There are helpful theories which form the basis of most school approaches. The American psychologist Burrhus Frederic Skinner believed in reinforcement, with behaviour dependent on the consequences of previous actions. With negative consequences there is a higher chance the action will not be repeated. A current consequence of transgression is a fine, but perhaps not high enough to provide a sufficient deterrent?

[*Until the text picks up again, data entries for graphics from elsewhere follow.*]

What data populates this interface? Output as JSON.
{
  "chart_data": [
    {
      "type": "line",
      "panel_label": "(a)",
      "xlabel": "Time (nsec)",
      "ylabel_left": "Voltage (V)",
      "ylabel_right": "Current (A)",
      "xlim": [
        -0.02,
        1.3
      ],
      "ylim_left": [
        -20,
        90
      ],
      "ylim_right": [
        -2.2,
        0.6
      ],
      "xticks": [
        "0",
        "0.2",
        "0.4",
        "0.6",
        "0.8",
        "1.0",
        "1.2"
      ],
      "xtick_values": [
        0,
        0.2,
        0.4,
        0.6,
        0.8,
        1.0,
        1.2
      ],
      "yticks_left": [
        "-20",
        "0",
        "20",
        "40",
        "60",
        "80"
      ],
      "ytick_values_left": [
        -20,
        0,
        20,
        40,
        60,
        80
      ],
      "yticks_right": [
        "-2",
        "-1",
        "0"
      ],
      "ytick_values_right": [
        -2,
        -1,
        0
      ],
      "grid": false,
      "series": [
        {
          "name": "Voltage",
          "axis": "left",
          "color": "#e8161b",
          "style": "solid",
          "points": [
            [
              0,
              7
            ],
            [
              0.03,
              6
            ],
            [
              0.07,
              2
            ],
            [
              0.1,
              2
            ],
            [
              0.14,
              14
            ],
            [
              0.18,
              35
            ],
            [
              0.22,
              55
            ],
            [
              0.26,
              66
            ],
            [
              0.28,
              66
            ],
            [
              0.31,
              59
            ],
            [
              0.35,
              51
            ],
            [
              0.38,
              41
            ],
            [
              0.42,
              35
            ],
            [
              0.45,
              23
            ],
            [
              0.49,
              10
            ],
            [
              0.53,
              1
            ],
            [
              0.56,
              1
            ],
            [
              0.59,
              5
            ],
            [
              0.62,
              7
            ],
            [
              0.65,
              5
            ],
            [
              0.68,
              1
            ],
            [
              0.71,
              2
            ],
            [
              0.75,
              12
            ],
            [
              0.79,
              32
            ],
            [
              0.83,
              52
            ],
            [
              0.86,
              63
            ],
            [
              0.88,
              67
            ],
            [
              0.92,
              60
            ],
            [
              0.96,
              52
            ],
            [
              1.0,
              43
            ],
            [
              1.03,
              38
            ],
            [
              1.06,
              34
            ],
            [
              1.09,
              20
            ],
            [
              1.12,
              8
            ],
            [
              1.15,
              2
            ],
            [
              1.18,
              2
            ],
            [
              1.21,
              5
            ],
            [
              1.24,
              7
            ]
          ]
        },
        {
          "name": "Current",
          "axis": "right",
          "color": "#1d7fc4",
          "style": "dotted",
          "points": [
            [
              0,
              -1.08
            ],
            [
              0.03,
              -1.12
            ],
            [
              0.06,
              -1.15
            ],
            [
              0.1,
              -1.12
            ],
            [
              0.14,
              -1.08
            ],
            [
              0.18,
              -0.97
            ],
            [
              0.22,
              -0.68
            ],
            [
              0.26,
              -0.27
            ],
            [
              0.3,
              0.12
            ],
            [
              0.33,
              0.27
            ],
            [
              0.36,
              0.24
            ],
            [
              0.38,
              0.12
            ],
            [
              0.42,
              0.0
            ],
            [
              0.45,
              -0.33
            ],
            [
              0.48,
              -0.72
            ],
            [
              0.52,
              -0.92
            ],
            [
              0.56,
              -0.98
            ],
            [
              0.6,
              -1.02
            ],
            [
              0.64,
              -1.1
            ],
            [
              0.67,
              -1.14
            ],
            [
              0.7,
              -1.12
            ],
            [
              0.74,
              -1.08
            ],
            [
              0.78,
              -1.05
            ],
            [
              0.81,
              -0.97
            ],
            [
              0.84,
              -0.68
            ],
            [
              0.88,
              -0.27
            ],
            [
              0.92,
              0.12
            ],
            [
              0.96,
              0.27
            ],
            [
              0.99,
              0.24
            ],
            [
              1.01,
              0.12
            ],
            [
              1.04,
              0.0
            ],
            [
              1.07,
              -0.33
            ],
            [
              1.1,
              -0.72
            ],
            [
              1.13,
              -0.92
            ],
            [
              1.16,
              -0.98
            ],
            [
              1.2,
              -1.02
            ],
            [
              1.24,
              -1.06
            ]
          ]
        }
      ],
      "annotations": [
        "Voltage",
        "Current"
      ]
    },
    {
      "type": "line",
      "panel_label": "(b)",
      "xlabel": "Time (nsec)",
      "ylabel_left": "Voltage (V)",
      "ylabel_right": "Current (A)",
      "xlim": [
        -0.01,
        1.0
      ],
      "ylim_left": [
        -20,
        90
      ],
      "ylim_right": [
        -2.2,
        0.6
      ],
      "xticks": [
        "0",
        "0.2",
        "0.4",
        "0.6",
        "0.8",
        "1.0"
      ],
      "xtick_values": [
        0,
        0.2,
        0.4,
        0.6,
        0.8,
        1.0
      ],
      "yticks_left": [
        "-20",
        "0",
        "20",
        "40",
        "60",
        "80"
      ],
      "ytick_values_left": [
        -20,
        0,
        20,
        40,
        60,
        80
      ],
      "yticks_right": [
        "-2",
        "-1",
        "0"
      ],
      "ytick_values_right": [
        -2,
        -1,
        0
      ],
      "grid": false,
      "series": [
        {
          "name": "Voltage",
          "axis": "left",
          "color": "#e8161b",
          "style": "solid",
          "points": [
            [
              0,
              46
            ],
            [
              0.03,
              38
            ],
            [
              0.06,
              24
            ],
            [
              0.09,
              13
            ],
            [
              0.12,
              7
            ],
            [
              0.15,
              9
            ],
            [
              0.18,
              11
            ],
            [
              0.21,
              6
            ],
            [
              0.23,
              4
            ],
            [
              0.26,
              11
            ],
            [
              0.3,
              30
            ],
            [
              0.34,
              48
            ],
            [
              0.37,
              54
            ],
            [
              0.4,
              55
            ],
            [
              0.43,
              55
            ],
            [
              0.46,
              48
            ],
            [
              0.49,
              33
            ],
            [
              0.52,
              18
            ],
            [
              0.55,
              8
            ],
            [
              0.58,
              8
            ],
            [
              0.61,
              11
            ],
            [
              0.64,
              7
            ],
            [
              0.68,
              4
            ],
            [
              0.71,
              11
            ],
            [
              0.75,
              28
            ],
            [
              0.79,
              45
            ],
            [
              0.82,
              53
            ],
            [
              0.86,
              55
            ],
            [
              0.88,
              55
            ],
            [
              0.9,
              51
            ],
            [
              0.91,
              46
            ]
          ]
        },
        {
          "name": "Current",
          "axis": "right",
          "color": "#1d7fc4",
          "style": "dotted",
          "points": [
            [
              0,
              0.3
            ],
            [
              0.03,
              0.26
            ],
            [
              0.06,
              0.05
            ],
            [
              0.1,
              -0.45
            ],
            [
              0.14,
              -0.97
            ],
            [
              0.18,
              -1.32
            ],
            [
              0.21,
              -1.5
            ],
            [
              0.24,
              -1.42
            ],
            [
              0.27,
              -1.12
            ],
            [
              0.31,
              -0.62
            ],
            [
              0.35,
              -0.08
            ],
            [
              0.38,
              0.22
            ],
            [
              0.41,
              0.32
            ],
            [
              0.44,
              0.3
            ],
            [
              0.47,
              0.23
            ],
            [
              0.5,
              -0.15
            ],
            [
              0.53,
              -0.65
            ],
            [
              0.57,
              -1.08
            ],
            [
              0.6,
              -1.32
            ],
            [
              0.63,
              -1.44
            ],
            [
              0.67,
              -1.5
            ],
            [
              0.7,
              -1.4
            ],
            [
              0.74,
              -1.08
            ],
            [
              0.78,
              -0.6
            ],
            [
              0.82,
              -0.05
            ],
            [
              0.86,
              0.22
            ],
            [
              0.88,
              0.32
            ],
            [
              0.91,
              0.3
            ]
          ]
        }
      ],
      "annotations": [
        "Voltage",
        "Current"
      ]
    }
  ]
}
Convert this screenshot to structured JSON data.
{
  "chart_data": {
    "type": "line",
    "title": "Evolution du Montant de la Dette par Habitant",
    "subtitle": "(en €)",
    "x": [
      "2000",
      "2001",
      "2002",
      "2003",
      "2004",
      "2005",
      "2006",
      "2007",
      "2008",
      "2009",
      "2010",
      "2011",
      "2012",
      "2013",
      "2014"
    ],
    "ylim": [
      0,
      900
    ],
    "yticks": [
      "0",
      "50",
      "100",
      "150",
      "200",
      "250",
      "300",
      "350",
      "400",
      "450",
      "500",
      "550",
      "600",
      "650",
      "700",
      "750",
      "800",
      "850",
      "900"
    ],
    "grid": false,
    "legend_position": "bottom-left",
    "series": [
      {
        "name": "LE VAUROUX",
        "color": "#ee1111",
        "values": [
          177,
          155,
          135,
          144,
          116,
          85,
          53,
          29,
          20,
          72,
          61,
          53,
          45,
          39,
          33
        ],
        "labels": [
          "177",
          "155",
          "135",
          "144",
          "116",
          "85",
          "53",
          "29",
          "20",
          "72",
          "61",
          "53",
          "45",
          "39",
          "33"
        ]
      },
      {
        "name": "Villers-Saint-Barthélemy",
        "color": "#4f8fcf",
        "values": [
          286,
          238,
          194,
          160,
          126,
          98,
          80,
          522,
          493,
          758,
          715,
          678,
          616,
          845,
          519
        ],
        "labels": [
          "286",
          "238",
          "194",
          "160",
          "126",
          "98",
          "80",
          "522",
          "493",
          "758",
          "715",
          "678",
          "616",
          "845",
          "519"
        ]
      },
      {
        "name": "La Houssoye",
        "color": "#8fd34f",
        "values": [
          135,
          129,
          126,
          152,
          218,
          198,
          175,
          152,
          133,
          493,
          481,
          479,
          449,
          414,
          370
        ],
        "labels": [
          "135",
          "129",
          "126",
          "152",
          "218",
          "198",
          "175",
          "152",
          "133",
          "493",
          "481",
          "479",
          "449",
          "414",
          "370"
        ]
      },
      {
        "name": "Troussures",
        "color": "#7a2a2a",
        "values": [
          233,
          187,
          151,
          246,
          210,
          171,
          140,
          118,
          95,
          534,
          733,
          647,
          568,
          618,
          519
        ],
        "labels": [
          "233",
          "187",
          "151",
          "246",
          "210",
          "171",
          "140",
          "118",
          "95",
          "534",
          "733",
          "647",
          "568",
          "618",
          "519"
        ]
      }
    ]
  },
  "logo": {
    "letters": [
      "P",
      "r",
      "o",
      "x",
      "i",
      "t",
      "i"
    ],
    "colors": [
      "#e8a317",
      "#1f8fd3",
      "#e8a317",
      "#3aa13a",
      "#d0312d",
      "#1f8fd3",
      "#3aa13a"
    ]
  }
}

Lev Vygotsky, on the other hand, believed our childhood environment influences us that we learn from ‘more knowledgeable members of the culture’. Perhaps the government should be targeting the better-behaved ‘knowledgeable others’ as potential thought leaders, including making greater use of messages making ‘not staying at home’ socially unacceptable. This might include using humour as Miranda Hart does in one of BBC’s current public information clips.

I see powerful arguments for a ‘blended’ approach’ with a rigorously-enforced sanctions and strategies to engage communities and to motivate them to make positive choices for the good of all.  There are signs of improvement and of greater cooperation, but not yet enough.

Those still in doubt about the need for culture change, in addition to sanctions, might heed the recent words of Shaun Sawyer, Chief Constable Devon & Cornwall:

“If a £60 ticket makes you do something and 684 people dying yesterday didn’t, then I think you’ve got to take a good look at yourself as to whether you’ve realised the seriousness and significance of where we are.”

 Mark Heaton is Principal Lecturer at the Sheffield Institute of Education, Sheffield Hallam University.